Joosnews.com – Pada Rabu, 17 Juli 2024 lalu, Kantor Urusan Agama (KUA) Kecamatan Gambiran menggelar Bimbingan Perkawinan (Binwin) Mandiri yang dihadiri oleh delapan pasangan calon pengantin (Catin). Acara tersebut berlangsung dengan penuh antusiasme dari para peserta.
Dr. Tiniwati, Kepala UPTD Puskesmas Desa Jajag, memberikan materi tentang kesehatan reproduksi dan pencegahan stunting. Ia menekankan pentingnya menjaga kesehatan calon ibu dan bayi.
“Kesehatan sangat penting, baik untuk calon ibu maupun calon bayi. Harus tau bagaimana menyiapkan diri pada proses kehamilan hingga melahirkan,” ujar Dr. Tiniwati.
Chaironi Hidayat, Kepala Kementerian Agama (Kemenag) Kabupaten Banyuwangi, menegaskan bahwa bimbingan perkawinan merupakan program penting dari Kementerian Agama yang harus diikuti oleh semua calon pengantin.
“Binwin merupakan program dari Kementerian Agama, juga sebagai tindak lanjut dari KUA untuk mengawal para Catin sampai pada pelaksanaan akad nikah,” kata Chaironi.
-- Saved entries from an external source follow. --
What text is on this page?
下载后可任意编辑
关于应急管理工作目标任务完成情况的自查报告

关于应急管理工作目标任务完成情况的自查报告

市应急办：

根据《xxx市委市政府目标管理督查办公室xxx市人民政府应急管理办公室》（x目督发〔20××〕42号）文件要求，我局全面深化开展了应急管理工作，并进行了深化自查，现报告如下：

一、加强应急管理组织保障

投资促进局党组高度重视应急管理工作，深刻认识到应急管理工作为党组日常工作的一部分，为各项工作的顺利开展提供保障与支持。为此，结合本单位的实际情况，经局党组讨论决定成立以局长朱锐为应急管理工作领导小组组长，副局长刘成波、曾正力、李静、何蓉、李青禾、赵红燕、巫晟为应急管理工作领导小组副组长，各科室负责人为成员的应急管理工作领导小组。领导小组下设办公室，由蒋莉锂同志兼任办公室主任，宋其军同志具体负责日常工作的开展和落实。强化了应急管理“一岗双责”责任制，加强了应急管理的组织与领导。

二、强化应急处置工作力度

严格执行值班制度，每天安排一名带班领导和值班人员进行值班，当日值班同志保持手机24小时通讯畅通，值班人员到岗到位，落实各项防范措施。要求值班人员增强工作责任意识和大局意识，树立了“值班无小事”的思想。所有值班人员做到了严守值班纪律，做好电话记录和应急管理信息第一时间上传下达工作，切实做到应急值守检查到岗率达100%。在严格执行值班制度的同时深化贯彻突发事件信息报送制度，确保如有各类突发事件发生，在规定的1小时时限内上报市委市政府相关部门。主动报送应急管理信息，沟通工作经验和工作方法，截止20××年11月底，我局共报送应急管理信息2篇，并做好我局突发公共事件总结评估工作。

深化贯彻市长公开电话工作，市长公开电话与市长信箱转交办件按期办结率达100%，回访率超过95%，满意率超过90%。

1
Gufron Mustofa, Kepala KUA Kecamatan Gambiran, membuka kegiatan dengan tema “Pengantin Indonesia Sehat, Pengantin Indonesia Bebas Stunting Bebas Judol Pinjol, Pengantin Indonesia Sakinah Mawaddah wa Rahmah”.
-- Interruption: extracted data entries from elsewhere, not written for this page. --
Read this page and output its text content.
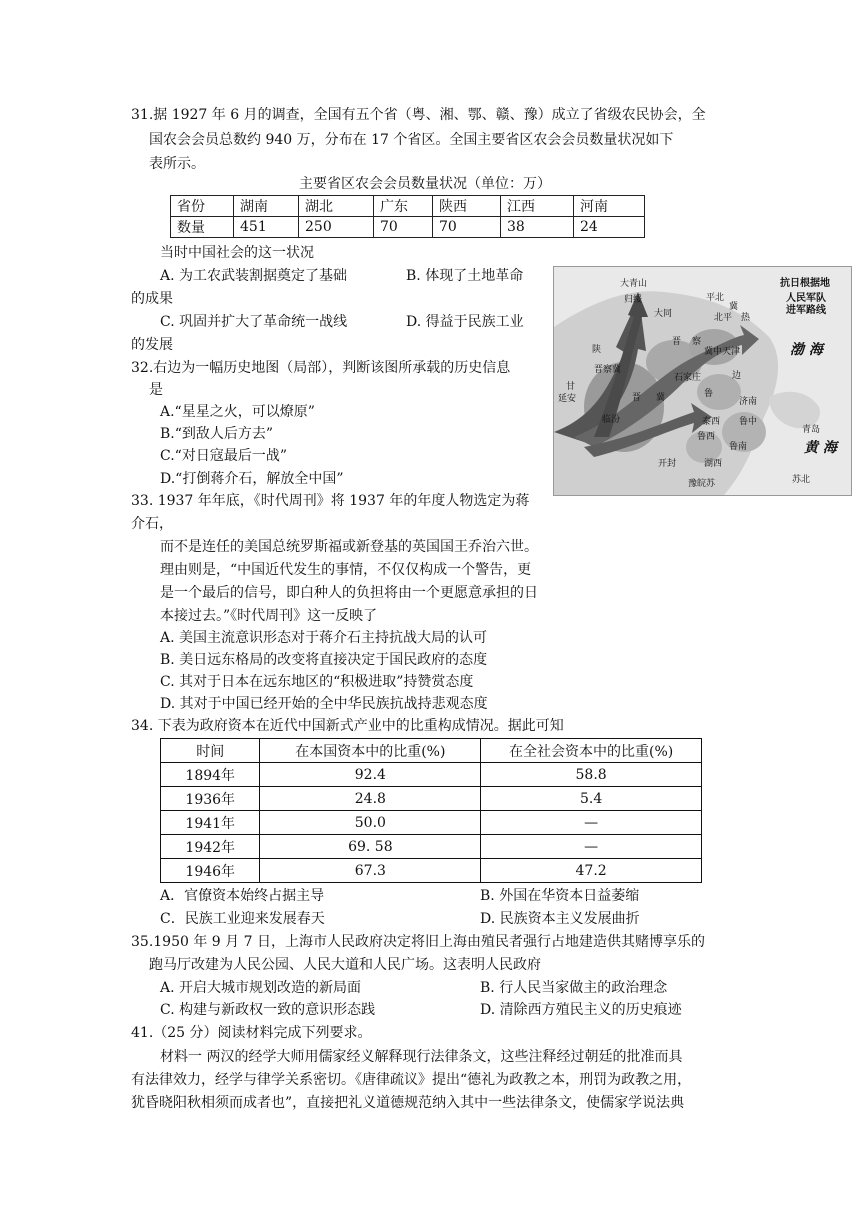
31.据 1927 年 6 月的调查，全国有五个省（粤、湘、鄂、赣、豫）成立了省级农民协会，全
国农会会员总数约 940 万，分布在 17 个省区。全国主要省区农会会员数量状况如下
表所示。
主要省区农会会员数量状况（单位：万）
省份	湖南	湖北	广东	陕西	江西	河南
数量	451	250	70	70	38	24
当时中国社会的这一状况
A. 为工农武装割据奠定了基础	B. 体现了土地革命
的成果
C. 巩固并扩大了革命统一战线	D. 得益于民族工业
的发展
32.右边为一幅历史地图（局部），判断该图所承载的历史信息
是
A.“星星之火，可以燎原”
B.“到敌人后方去”
C.“对日寇最后一战”
D.“打倒蒋介石，解放全中国”
抗日根据地
人民军队
进军路线
渤 海
黄 海
大青山
归绥
大同
平北
北平
冀
热
察
晋
冀中天津
陕
石家庄
晋察冀
甘
延安	鲁
边
济南
临汾
晋 冀
泰西
鲁西
青岛
开封	湖西
苏北
豫皖苏
鲁中
鲁南
33. 1937 年年底，《时代周刊》将 1937 年的年度人物选定为蒋
介石，
而不是连任的美国总统罗斯福或新登基的英国国王乔治六世。
理由则是，“中国近代发生的事情，不仅仅构成一个警告，更
是一个最后的信号，即白种人的负担将由一个更愿意承担的日
本接过去。”《时代周刊》这一反映了
A. 美国主流意识形态对于蒋介石主持抗战大局的认可
B. 美日远东格局的改变将直接决定于国民政府的态度
C. 其对于日本在远东地区的“积极进取”持赞赏态度
D. 其对于中国已经开始的全中华民族抗战持悲观态度
34. 下表为政府资本在近代中国新式产业中的比重构成情况。据此可知
时间	在本国资本中的比重(%)	在全社会资本中的比重(%)
1894年	92.4	58.8
1936年	24.8	5.4
1941年	50.0	—
1942年	69. 58	—
1946年	67.3	47.2
A．官僚资本始终占据主导	B. 外国在华资本日益萎缩
C．民族工业迎来发展春天	D. 民族资本主义发展曲折
35.1950 年 9 月 7 日，上海市人民政府决定将旧上海由殖民者强行占地建造供其赌博享乐的
跑马厅改建为人民公园、人民大道和人民广场。这表明人民政府
A. 开启大城市规划改造的新局面	B. 行人民当家做主的政治理念
C. 构建与新政权一致的意识形态践	D. 清除西方殖民主义的历史痕迹
41.（25 分）阅读材料完成下列要求。
材料一 两汉的经学大师用儒家经义解释现行法律条文，这些注释经过朝廷的批准而具
有法律效力，经学与律学关系密切。《唐律疏议》提出“德礼为政教之本，刑罚为政教之用，
犹昏晓阳秋相须而成者也”，直接把礼义道德规范纳入其中一些法律条文，使儒家学说法典
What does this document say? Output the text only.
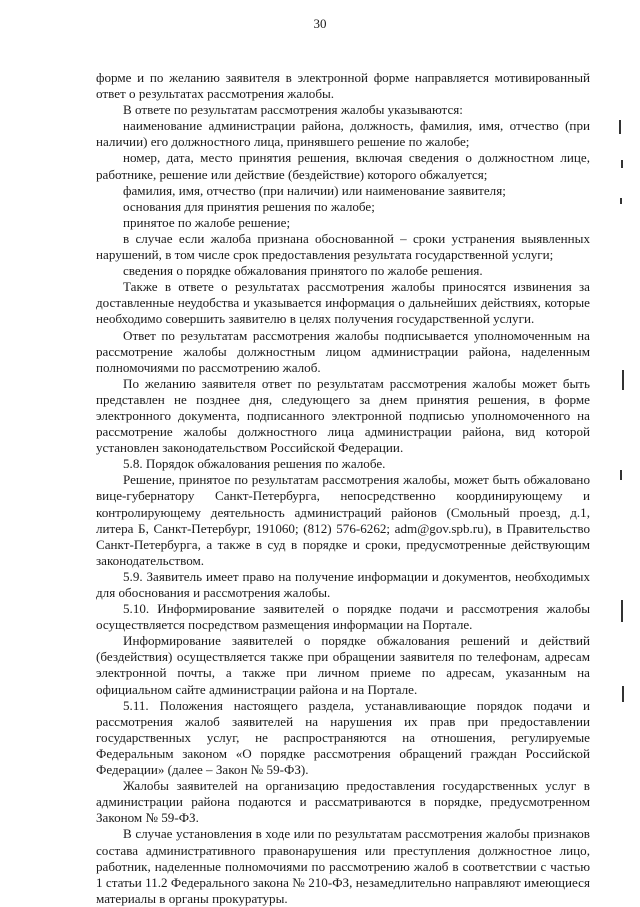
30

форме и по желанию заявителя в электронной форме направляется мотивированный ответ о результатах рассмотрения жалобы.

В ответе по результатам рассмотрения жалобы указываются:

наименование администрации района, должность, фамилия, имя, отчество (при наличии) его должностного лица, принявшего решение по жалобе;

номер, дата, место принятия решения, включая сведения о должностном лице, работнике, решение или действие (бездействие) которого обжалуется;

фамилия, имя, отчество (при наличии) или наименование заявителя;

основания для принятия решения по жалобе;

принятое по жалобе решение;

в случае если жалоба признана обоснованной – сроки устранения выявленных нарушений, в том числе срок предоставления результата государственной услуги;

сведения о порядке обжалования принятого по жалобе решения.

Также в ответе о результатах рассмотрения жалобы приносятся извинения за доставленные неудобства и указывается информация о дальнейших действиях, которые необходимо совершить заявителю в целях получения государственной услуги.

Ответ по результатам рассмотрения жалобы подписывается уполномоченным на рассмотрение жалобы должностным лицом администрации района, наделенным полномочиями по рассмотрению жалоб.

По желанию заявителя ответ по результатам рассмотрения жалобы может быть представлен не позднее дня, следующего за днем принятия решения, в форме электронного документа, подписанного электронной подписью уполномоченного на рассмотрение жалобы должностного лица администрации района, вид которой установлен законодательством Российской Федерации.

5.8. Порядок обжалования решения по жалобе.

Решение, принятое по результатам рассмотрения жалобы, может быть обжаловано вице-губернатору Санкт-Петербурга, непосредственно координирующему и контролирующему деятельность администраций районов (Смольный проезд, д.1, литера Б, Санкт-Петербург, 191060; (812) 576-6262; adm@gov.spb.ru), в Правительство Санкт-Петербурга, а также в суд в порядке и сроки, предусмотренные действующим законодательством.

5.9. Заявитель имеет право на получение информации и документов, необходимых для обоснования и рассмотрения жалобы.

5.10. Информирование заявителей о порядке подачи и рассмотрения жалобы осуществляется посредством размещения информации на Портале.

Информирование заявителей о порядке обжалования решений и действий (бездействия) осуществляется также при обращении заявителя по телефонам, адресам электронной почты, а также при личном приеме по адресам, указанным на официальном сайте администрации района и на Портале.

5.11. Положения настоящего раздела, устанавливающие порядок подачи и рассмотрения жалоб заявителей на нарушения их прав при предоставлении государственных услуг, не распространяются на отношения, регулируемые Федеральным законом «О порядке рассмотрения обращений граждан Российской Федерации» (далее – Закон № 59-ФЗ).

Жалобы заявителей на организацию предоставления государственных услуг в администрации района подаются и рассматриваются в порядке, предусмотренном Законом № 59-ФЗ.

В случае установления в ходе или по результатам рассмотрения жалобы признаков состава административного правонарушения или преступления должностное лицо, работник, наделенные полномочиями по рассмотрению жалоб в соответствии с частью 1 статьи 11.2 Федерального закона № 210-ФЗ, незамедлительно направляют имеющиеся материалы в органы прокуратуры.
Dalila, Penyuluh Agama Islam KUA Kecamatan Gambiran dan fasilitator kegiatan, menjelaskan bahwa musyawarah, janji kokoh, niat yang kuat, dan saling percaya adalah kunci sukses dalam rumah tangga. Ia juga mengingatkan bahaya judi online dan pinjaman online yang bisa merusak keharmonisan keluarga.
“Tidak ada pernikahan yang tidak punya masalah, akan tetapi semua masalah pasti ada jalan keluarnya bila dilalui dengan musyawarah,” pesannya. (Ris)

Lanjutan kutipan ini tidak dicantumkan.